- Czterej główni aktorzy chcą wrócić - oznajmił wczoraj reżyser kultowej produkcji "Trainspotting", Danny Boyle. - Teraz to tylko kwestia zgrania grafików, co jest skomplikowane, gdyż dwóch z nich kręci seriale w Ameryce - dodał.
Danny Boyle ucieszył widzów Festiwalu Filmowego w Telluride w Kolorado. Przed wczorajszą premierą swego najnowszego filmu "Steve Jobs" zapewnił, że jego następnym projektem będzie "Trainspotting 2". Dodał, że chciałby, by film wszedł na ekrany kin już w 2016 roku, czyli dwadzieścia lat po premierze oryginału.
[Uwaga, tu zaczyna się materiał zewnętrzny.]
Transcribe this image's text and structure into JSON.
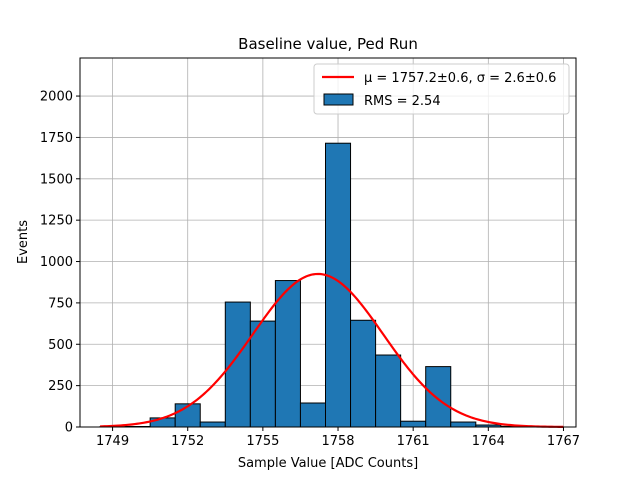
{
  "chart_data": {
    "type": "bar",
    "title": "Baseline value, Ped Run",
    "xlabel": "Sample Value [ADC Counts]",
    "ylabel": "Events",
    "xlim": [
      1747.7,
      1767.5
    ],
    "ylim": [
      0,
      2230
    ],
    "grid": true,
    "x_ticks": [
      1749,
      1752,
      1755,
      1758,
      1761,
      1764,
      1767
    ],
    "x_tick_labels": [
      "1749",
      "1752",
      "1755",
      "1758",
      "1761",
      "1764",
      "1767"
    ],
    "y_ticks": [
      0,
      250,
      500,
      750,
      1000,
      1250,
      1500,
      1750,
      2000
    ],
    "y_tick_labels": [
      "0",
      "250",
      "500",
      "750",
      "1000",
      "1250",
      "1500",
      "1750",
      "2000"
    ],
    "legend_position": "top-right",
    "series": [
      {
        "name": "RMS = 2.54",
        "type": "histogram",
        "color": "#1f77b4",
        "edge_color": "#000000",
        "bin_width": 1.0,
        "bins": [
          {
            "left": 1748.5,
            "value": 2
          },
          {
            "left": 1749.5,
            "value": 3
          },
          {
            "left": 1750.5,
            "value": 55
          },
          {
            "left": 1751.5,
            "value": 140
          },
          {
            "left": 1752.5,
            "value": 30
          },
          {
            "left": 1753.5,
            "value": 755
          },
          {
            "left": 1754.5,
            "value": 640
          },
          {
            "left": 1755.5,
            "value": 885
          },
          {
            "left": 1756.5,
            "value": 145
          },
          {
            "left": 1757.5,
            "value": 1715
          },
          {
            "left": 1758.5,
            "value": 645
          },
          {
            "left": 1759.5,
            "value": 435
          },
          {
            "left": 1760.5,
            "value": 35
          },
          {
            "left": 1761.5,
            "value": 365
          },
          {
            "left": 1762.5,
            "value": 30
          },
          {
            "left": 1763.5,
            "value": 12
          },
          {
            "left": 1764.5,
            "value": 4
          }
        ]
      },
      {
        "name": "μ = 1757.2±0.6, σ = 2.6±0.6",
        "type": "gaussian",
        "color": "#ff0000",
        "mu": 1757.2,
        "sigma": 2.6,
        "amplitude": 925,
        "x_range": [
          1748.5,
          1767
        ]
      }
    ],
    "legend": {
      "fit_label": "μ = 1757.2±0.6, σ = 2.6±0.6",
      "hist_label": "RMS = 2.54"
    }
  }
}
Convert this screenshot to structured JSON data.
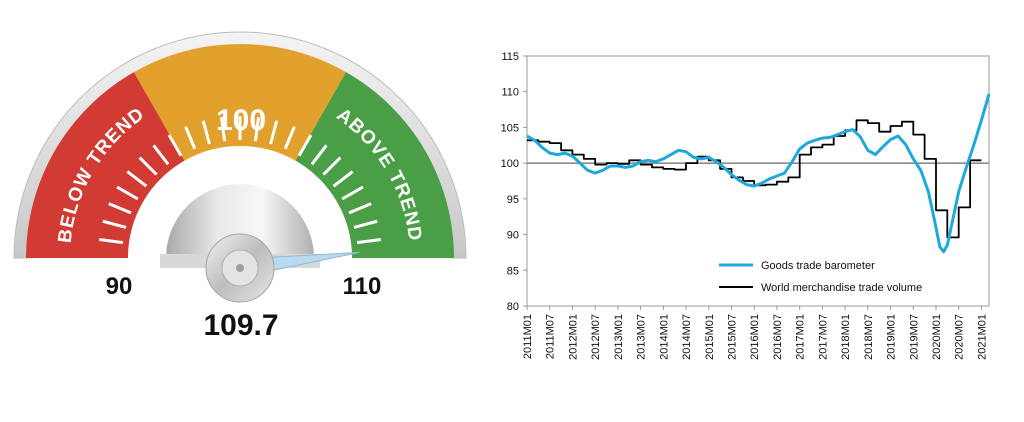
{
  "chart_data": [
    {
      "type": "gauge",
      "min_label": "90",
      "max_label": "110",
      "center_label": "100",
      "value": 109.7,
      "value_label": "109.7",
      "range": [
        90,
        110
      ],
      "zones": [
        {
          "label": "BELOW TREND",
          "from": 90,
          "to": 96.7,
          "color": "#d23a34"
        },
        {
          "label": "",
          "from": 96.7,
          "to": 103.3,
          "color": "#e2a12d"
        },
        {
          "label": "ABOVE TREND",
          "from": 103.3,
          "to": 110,
          "color": "#4a9e45"
        }
      ],
      "needle_color": "#b9d9ee"
    },
    {
      "type": "line",
      "title": "",
      "xlabel": "",
      "ylabel": "",
      "ylim": [
        80,
        115
      ],
      "yticks": [
        "80",
        "85",
        "90",
        "95",
        "100",
        "105",
        "110",
        "115"
      ],
      "xticks": [
        "2011M01",
        "2011M07",
        "2012M01",
        "2012M07",
        "2013M01",
        "2013M07",
        "2014M01",
        "2014M07",
        "2015M01",
        "2015M07",
        "2016M01",
        "2016M07",
        "2017M01",
        "2017M07",
        "2018M01",
        "2018M07",
        "2019M01",
        "2019M07",
        "2020M01",
        "2020M07",
        "2021M01"
      ],
      "reference_line": 100,
      "grid": false,
      "legend_position": "bottom-right",
      "series": [
        {
          "name": "Goods trade barometer",
          "color": "#1fa8dc",
          "points": [
            [
              0,
              103.8
            ],
            [
              2,
              103.2
            ],
            [
              4,
              102.2
            ],
            [
              6,
              101.4
            ],
            [
              8,
              101.2
            ],
            [
              10,
              101.4
            ],
            [
              12,
              101.0
            ],
            [
              14,
              100.0
            ],
            [
              16,
              99.0
            ],
            [
              18,
              98.6
            ],
            [
              20,
              99.0
            ],
            [
              22,
              99.6
            ],
            [
              24,
              99.6
            ],
            [
              26,
              99.4
            ],
            [
              28,
              99.6
            ],
            [
              30,
              100.2
            ],
            [
              32,
              100.4
            ],
            [
              34,
              100.2
            ],
            [
              36,
              100.6
            ],
            [
              38,
              101.2
            ],
            [
              40,
              101.8
            ],
            [
              42,
              101.6
            ],
            [
              44,
              100.8
            ],
            [
              46,
              100.6
            ],
            [
              48,
              100.8
            ],
            [
              50,
              100.2
            ],
            [
              52,
              99.4
            ],
            [
              54,
              98.4
            ],
            [
              56,
              97.6
            ],
            [
              58,
              97.0
            ],
            [
              60,
              96.8
            ],
            [
              62,
              97.2
            ],
            [
              64,
              97.8
            ],
            [
              66,
              98.2
            ],
            [
              68,
              98.6
            ],
            [
              70,
              100.2
            ],
            [
              72,
              102.0
            ],
            [
              74,
              102.8
            ],
            [
              76,
              103.2
            ],
            [
              78,
              103.5
            ],
            [
              80,
              103.6
            ],
            [
              82,
              104.0
            ],
            [
              84,
              104.4
            ],
            [
              86,
              104.7
            ],
            [
              88,
              103.7
            ],
            [
              90,
              101.8
            ],
            [
              92,
              101.2
            ],
            [
              94,
              102.3
            ],
            [
              96,
              103.3
            ],
            [
              98,
              103.8
            ],
            [
              100,
              102.6
            ],
            [
              102,
              100.6
            ],
            [
              104,
              99.0
            ],
            [
              106,
              96.0
            ],
            [
              108,
              91.0
            ],
            [
              109,
              88.3
            ],
            [
              110,
              87.6
            ],
            [
              111,
              88.5
            ],
            [
              112,
              91.0
            ],
            [
              114,
              96.0
            ],
            [
              116,
              99.4
            ],
            [
              118,
              102.6
            ],
            [
              120,
              106.0
            ],
            [
              122,
              109.7
            ]
          ]
        },
        {
          "name": "World merchandise trade volume",
          "color": "#000000",
          "points": [
            [
              0,
              103.2
            ],
            [
              3,
              103.2
            ],
            [
              3,
              103.0
            ],
            [
              6,
              103.0
            ],
            [
              6,
              102.8
            ],
            [
              9,
              102.8
            ],
            [
              9,
              101.8
            ],
            [
              12,
              101.8
            ],
            [
              12,
              101.2
            ],
            [
              15,
              101.2
            ],
            [
              15,
              100.6
            ],
            [
              18,
              100.6
            ],
            [
              18,
              99.8
            ],
            [
              21,
              99.8
            ],
            [
              21,
              100.0
            ],
            [
              24,
              100.0
            ],
            [
              24,
              99.9
            ],
            [
              27,
              99.9
            ],
            [
              27,
              100.4
            ],
            [
              30,
              100.4
            ],
            [
              30,
              99.8
            ],
            [
              33,
              99.8
            ],
            [
              33,
              99.4
            ],
            [
              36,
              99.4
            ],
            [
              36,
              99.2
            ],
            [
              39,
              99.2
            ],
            [
              39,
              99.1
            ],
            [
              42,
              99.1
            ],
            [
              42,
              100.0
            ],
            [
              45,
              100.0
            ],
            [
              45,
              100.9
            ],
            [
              48,
              100.9
            ],
            [
              48,
              100.4
            ],
            [
              51,
              100.4
            ],
            [
              51,
              99.2
            ],
            [
              54,
              99.2
            ],
            [
              54,
              98.0
            ],
            [
              57,
              98.0
            ],
            [
              57,
              97.5
            ],
            [
              60,
              97.5
            ],
            [
              60,
              96.9
            ],
            [
              63,
              96.9
            ],
            [
              63,
              97.0
            ],
            [
              66,
              97.0
            ],
            [
              66,
              97.4
            ],
            [
              69,
              97.4
            ],
            [
              69,
              98.0
            ],
            [
              72,
              98.0
            ],
            [
              72,
              101.2
            ],
            [
              75,
              101.2
            ],
            [
              75,
              102.2
            ],
            [
              78,
              102.2
            ],
            [
              78,
              102.6
            ],
            [
              81,
              102.6
            ],
            [
              81,
              103.8
            ],
            [
              84,
              103.8
            ],
            [
              84,
              104.6
            ],
            [
              87,
              104.6
            ],
            [
              87,
              106.0
            ],
            [
              90,
              106.0
            ],
            [
              90,
              105.6
            ],
            [
              93,
              105.6
            ],
            [
              93,
              104.4
            ],
            [
              96,
              104.4
            ],
            [
              96,
              105.2
            ],
            [
              99,
              105.2
            ],
            [
              99,
              105.8
            ],
            [
              102,
              105.8
            ],
            [
              102,
              104.0
            ],
            [
              105,
              104.0
            ],
            [
              105,
              100.6
            ],
            [
              108,
              100.6
            ],
            [
              108,
              93.4
            ],
            [
              111,
              93.4
            ],
            [
              111,
              89.6
            ],
            [
              114,
              89.6
            ],
            [
              114,
              93.8
            ],
            [
              117,
              93.8
            ],
            [
              117,
              100.4
            ],
            [
              120,
              100.4
            ]
          ]
        }
      ]
    }
  ]
}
O ile wszystkim uda się pogodzić plany zawodowe, w wytęsknionej przez kinomanów produkcji wystąpią Ewan McGregor, Ewen Bremner, Jonny Lee Miller i Robert Carlyle, czyli oryginalna obsada z 1996 roku.
Już nie taki "straszny wstyd"
O nakręceniu sequela swej legendarnej produkcji Boyle wspominał już od dawna. Dokładnie mówiąc - od 2002 roku, kiedy to Irvine Welsh, autor literackiego pierwowzoru, opublikował powieść "Porno". Powrócił w niej do rzeczywistości edynburskich heroinistów, osadzając akcję dziesięć lat później w stosunku do zdarzeń opisanych w "Trainspotting". Dlaczego więc tyle czasu trwało, by po powiedzeniu "A" powiedzieć "B"?
W tak zwanym międzyczasie zepsuły się relacje reżysera z Ewanem McGregorem, niekwestionowaną gwiazdą w jego trzech wcześniejszych filmach. Aktor obraził się, gdy został pominięty przy obsadzie "Plaży", w której główną rolę dostał Leonardo DiCaprio. Na szczęście, ku uciesze kinomanów, po wielu latach panowie wreszcie zdecydowali się zejść z wojennej ścieżki. - To była niefortunna sytuacja, z którą nie poradziliśmy sobie dobrze. Byłem bardzo zdenerwowany, ale minęło sporo czasu, już nie chowamy złych uczuć - mówił w jednym z wywiadów McGregor . I choć przed pojednaniem zarzekał się, że sequel "Trainspotting" to będzie "straszny wstyd ", już po pogodzeniu się z Boylem oznajmił: - Brakuje mi pracy z Dannym. Zrobiłem z nim kilka moich najlepszych filmów, do tej pory jest moim ulubionym reżyserem.
Narkoporno
Po tych optymistycznie brzmiących wypowiedziach za pisanie scenariusza do "Trainspotting 2" ochoczo wziął się scenarzysta pierwszej części, John Hodge, który pracował z Boylem także przy produkcjach "Życie mniej zwyczajne" i '"Plaża". Reżyser zaś wkrótce ogłosił, że scenariusz jest świetny. Jednocześnie zapewnił, że ma świadomość, iż realizując sequel kultowego filmu, bierze na siebie olbrzymią odpowiedzialność.